El motivo de la caída de ingresos prevista por el Ayuntamiento está, en primer lugar, en el recorte de la actividad económica asociada a la construcción. Se esperan importantes reducciones en el impuesto de construcciones, en las licencias de actividad, en las licencias de obras y en el impuesto de plusvalías.
Además, insiste el equipo de gobierno, está previsto un recorte de los ingresos procedentes del Estado, «entre un 18 y un 20 por ciento», lo que podría reducir los ingresos «en unos 9 millones de euros», una reducción de ingresos que se ha intentado paliar, en parte, con la nueva propuesta fiscal, según asegura el PP.

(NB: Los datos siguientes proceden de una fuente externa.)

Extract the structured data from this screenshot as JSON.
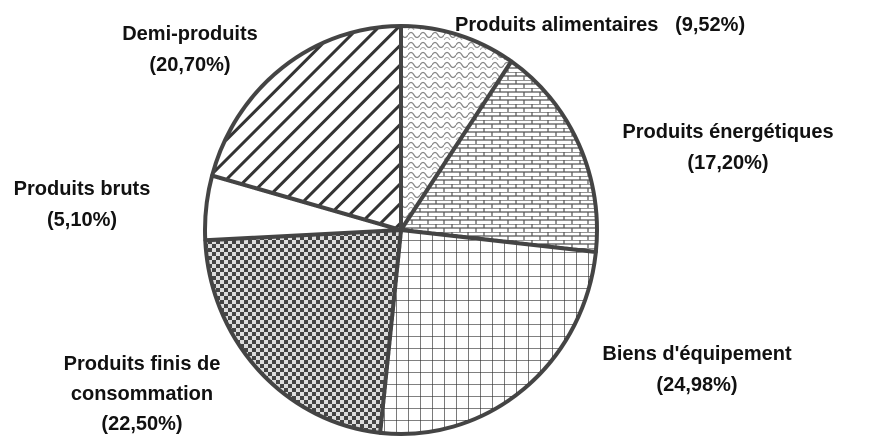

La propuesta de los populares no ha gustado al grupo municipal de Asamblea de Ciudadanos por la Izquierda. Su portavoz, Roberto Sánchez Ramos, presentó ayer un escrito en el que solicita que se congelen las tasas y precios públicos del año que viene.
Sánchez Ramos argumenta que las tasas municipales ya se incrementaron este año un 4,9 por ciento de media y que para ello se tomó como referencia la inflación de agosto de 2008, como se ha hecho en los últimos años. Para el concejal, dado que en agosto de este año la inflación fue del -0,8 por ciento, debería haber una congelación fiscal. En su opinión, el equipo de gobierno debe estudiar la posibilidad de que en servicios esenciales como el agua, el saneamiento, el IBI o la «viñeta» se aplique una exención a las personas desempleadas, con rentas bajas y familias con una situación económica crítica.